Diese vier habe ich als Hauptgruppen der Kommentierenden identifiziert, daneben gab es noch einige kleinere Kategorien. Eine von ihnen nenne ich Klimapolitikskeptiker (ebenfalls nach Brunnengräber). Sie argumentieren, die aktuellen politischen Maßnahmen zum Klimaschutz würden den Klimawandel sowieso nicht aufhalten. Damit bilden sie eine Ausnahme unter den hier analysierten Personen, da sie lediglich politische Maßnahmen bezweifeln, nicht wissenschaftliche Erkenntnisse zu Realität und Folgen des menschengemachten Klimawandels. Ein Beispiel: "Am Klima wird niemand durch irgendwelche politischen Maßnahmen auch nur irgendetwas drehen. KlimaPOLITIK ist ein Tropfen auf den heißen Stein, weil sie niemals nennenswerte Auswirkungen auf das Klima haben wird." Auch diese Art der Argumentation schadet jedoch einem ernsthaften, konstruktiven Diskurs um den Klimaschutz, deshalb kann sie als "klimawandelskeptisch" definiert werden.

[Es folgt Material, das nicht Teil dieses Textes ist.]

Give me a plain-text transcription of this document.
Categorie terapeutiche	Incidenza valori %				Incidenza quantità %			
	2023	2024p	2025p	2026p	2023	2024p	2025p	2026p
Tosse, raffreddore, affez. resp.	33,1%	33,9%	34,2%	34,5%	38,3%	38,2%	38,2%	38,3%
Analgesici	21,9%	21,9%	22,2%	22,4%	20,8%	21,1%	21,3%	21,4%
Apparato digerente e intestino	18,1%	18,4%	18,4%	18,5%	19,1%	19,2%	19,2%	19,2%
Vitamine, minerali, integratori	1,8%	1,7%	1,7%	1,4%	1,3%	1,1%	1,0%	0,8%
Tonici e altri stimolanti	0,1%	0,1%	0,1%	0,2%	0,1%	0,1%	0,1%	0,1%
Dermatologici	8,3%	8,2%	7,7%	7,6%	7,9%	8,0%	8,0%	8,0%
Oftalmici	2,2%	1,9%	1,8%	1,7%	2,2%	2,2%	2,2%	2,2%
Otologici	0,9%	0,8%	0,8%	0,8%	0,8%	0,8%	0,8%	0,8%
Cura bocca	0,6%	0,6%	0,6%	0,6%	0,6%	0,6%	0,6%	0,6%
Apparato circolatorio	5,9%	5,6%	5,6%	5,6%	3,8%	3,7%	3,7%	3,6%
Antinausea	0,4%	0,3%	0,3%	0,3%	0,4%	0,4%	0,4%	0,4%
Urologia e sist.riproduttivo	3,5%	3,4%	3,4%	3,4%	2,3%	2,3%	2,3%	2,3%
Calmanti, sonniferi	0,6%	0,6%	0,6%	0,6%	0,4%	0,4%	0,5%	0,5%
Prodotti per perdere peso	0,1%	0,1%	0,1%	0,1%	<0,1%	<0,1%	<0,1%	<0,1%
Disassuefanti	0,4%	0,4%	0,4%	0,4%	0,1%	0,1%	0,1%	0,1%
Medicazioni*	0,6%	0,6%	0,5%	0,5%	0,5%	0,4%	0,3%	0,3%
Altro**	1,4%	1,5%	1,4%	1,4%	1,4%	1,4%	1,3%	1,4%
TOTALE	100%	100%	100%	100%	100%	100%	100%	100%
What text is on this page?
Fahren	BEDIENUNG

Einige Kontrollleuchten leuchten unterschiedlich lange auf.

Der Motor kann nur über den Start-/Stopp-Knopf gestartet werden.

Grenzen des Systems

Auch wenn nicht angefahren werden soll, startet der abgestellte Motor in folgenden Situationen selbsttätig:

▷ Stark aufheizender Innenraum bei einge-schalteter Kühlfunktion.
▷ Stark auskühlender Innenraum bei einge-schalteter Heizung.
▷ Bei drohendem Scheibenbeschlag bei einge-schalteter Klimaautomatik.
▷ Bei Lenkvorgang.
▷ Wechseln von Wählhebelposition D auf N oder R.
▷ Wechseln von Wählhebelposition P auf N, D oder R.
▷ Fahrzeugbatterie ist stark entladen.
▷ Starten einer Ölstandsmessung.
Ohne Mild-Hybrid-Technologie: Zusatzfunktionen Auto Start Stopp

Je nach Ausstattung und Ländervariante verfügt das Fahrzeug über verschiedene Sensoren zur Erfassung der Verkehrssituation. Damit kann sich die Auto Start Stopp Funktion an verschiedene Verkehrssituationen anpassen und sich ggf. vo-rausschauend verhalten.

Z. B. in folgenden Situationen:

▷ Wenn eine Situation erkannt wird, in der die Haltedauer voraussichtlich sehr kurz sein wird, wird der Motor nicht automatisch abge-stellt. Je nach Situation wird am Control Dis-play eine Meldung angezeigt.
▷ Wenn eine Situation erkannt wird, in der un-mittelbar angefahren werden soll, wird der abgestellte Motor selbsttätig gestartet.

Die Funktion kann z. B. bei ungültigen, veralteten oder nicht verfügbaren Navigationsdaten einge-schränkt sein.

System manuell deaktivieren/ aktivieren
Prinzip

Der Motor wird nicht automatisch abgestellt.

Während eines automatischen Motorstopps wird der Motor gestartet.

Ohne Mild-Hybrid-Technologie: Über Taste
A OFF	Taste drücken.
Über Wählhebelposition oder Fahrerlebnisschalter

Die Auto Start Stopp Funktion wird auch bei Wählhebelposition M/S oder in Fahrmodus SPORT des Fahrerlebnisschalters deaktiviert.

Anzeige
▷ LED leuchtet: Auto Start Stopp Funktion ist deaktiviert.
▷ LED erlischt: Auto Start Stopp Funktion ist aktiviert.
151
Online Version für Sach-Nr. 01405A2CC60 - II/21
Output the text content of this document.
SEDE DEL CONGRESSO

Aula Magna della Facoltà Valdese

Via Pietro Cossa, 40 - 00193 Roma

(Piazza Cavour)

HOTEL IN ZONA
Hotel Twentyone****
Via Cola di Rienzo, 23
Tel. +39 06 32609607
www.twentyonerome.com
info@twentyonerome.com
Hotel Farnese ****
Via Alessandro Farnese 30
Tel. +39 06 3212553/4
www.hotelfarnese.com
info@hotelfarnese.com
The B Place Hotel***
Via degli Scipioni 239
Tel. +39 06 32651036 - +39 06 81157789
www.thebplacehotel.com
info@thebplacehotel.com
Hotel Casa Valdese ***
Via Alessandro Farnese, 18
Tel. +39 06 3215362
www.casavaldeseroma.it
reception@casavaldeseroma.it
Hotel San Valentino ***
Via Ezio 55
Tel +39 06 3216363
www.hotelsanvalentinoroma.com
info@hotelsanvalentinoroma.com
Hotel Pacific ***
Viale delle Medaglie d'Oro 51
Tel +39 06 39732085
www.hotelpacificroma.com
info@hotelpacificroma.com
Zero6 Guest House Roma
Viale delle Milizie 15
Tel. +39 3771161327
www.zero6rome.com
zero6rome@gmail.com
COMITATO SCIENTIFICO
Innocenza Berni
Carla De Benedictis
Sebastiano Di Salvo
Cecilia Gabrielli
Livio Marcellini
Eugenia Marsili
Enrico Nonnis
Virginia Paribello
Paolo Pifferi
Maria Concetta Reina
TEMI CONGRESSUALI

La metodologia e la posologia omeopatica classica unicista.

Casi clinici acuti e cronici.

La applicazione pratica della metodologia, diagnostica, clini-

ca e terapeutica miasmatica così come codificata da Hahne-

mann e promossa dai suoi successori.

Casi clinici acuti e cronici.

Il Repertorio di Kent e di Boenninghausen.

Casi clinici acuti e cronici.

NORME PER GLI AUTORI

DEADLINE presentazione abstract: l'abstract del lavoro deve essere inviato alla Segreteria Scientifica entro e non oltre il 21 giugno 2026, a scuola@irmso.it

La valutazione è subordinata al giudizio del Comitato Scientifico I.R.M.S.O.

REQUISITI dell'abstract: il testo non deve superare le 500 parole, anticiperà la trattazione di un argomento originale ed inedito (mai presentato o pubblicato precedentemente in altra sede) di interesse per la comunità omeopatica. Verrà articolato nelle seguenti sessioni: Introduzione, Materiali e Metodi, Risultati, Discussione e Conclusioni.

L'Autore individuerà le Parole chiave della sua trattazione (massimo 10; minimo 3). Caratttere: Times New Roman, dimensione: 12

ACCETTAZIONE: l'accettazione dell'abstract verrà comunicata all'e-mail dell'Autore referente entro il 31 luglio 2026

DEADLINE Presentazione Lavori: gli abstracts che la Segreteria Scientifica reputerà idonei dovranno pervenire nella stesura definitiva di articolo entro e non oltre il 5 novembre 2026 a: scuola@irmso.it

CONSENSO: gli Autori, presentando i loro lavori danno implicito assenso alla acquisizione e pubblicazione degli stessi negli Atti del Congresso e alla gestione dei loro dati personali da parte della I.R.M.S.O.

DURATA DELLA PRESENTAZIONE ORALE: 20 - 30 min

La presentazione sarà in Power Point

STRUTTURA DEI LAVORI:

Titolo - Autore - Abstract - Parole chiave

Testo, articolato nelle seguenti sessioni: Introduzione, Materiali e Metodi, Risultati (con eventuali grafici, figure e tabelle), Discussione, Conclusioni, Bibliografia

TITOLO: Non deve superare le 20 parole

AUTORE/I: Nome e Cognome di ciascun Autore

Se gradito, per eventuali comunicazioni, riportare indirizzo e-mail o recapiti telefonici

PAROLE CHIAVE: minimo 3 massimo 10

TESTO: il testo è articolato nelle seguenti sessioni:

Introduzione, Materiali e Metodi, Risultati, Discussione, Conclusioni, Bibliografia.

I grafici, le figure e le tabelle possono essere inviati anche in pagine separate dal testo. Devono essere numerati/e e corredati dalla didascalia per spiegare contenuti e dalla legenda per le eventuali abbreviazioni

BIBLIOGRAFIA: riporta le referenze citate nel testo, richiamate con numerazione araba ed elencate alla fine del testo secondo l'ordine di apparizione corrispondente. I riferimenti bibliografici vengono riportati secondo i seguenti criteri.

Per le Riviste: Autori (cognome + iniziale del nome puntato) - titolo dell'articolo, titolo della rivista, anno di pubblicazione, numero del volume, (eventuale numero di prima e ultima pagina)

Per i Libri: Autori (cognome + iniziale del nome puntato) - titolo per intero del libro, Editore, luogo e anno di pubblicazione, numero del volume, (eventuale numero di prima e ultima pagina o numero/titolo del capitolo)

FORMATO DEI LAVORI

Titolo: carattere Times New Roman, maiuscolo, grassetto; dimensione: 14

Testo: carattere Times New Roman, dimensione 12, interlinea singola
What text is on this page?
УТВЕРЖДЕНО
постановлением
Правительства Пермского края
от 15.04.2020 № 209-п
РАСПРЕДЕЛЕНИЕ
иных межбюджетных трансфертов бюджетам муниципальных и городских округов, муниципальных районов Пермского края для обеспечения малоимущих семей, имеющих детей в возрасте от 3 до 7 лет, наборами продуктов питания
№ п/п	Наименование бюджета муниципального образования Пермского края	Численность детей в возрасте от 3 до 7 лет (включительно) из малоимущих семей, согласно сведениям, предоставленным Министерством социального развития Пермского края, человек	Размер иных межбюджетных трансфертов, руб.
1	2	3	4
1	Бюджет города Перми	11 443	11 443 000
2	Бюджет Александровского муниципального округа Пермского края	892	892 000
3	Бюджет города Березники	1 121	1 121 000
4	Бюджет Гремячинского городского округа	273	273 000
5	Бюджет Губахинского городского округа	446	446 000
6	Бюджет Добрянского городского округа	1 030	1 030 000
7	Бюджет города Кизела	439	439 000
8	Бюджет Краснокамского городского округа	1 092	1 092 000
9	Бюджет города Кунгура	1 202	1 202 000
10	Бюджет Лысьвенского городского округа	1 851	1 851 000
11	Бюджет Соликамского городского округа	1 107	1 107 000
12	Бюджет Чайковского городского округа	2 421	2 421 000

Schließlich gibt es noch jene Personen, die den Klimawandel nicht bezweifeln – wohl aber, dass er sich überhaupt noch aufhalten oder bremsen lasse. Diese habe ich Apokalyptiker genannt, weil sie gern vom Weltuntergang schreiben. Ein Beispielkommentar hierzu: "Der Zug 'Erde' ist schon lange abgefahren, wird ja nicht umsonst fieberhaft nach bewohnbaren Planeten gesucht!!!" Andere bestreiten nicht, dass es prinzipiell Maßnahmen gäbe, den Klimawandel aufzuhalten - allerdings halten sie es für unmöglich, dass die Menschheit diese ergreifen könne: "Selbst wenn der Mensch das Klima durch seine Industrien beeinflusst, so wird er es niemals durch Maßnahmen zu ‚schützen‘ versuchen. Zum Nachhaltigkeitsdenken ist der Mensch doch gar nicht fähig."

 

Vier von fünf Facebook-Kommentaren kamen von offenbar männlichen Nutzern. Oft waren es Viel-Diskutierer. Und was sie äußerten, waren häufig Wiederholungen derselben Argumentationsmuster

 

Meine Analyse zeigt, dass die sogenannten "Klimawandelskeptiker" in zahlreichen Schattierungen auf Facebook auftreten und dass sie auch subtiler argumentieren können, als schlicht wissenschaftliche Fakten zu leugnen. Zudem ist auch ein quantitativer Blick auf die Gesamtheit der untersuchten Facebook-Postings interessant (wobei ich keine detaillierte quantitative Analyse vorgenommen habe): In meinem Korpus, der 582 Kommentare umfasst, stammten 83 Prozent von Accounts mit männlichem Vornamen. Selbst wenn das Geschlecht auf Facebook letztlich nicht nachprüfbar ist, erscheint diese hohe Zahl auffällig. Außerdem kommen 30 Prozent der Kommentare von Accounts, die mehrfach im Korpus auftauchen - anscheinend kommentieren also wenige Accounts sehr viel, und verbreiten zumindest in meiner Analyse häufig dieselben Ansichten, verfolgen dieselben Argumentationsmuster.

Dies deutet darauf hin, dass ein kleiner Teil von Nutzer-Accounts auf Facebook für einen Großteil der "klimawandelskeptischen" Kommentare verantwortlich ist. Aber wenn dort immer wieder dieselben Leute mit denselben Inhalten auftreten und in denselben Kategorien kommentieren – dann sollte es eigentlich nicht allzu schwer sein, ihnen künftig besser entgegenzutreten. Ist einmal ein Muster identifiziert, lassen sich Strategien erarbeiten, mit diesen Personen und ihren Wortmeldungen umzugehen.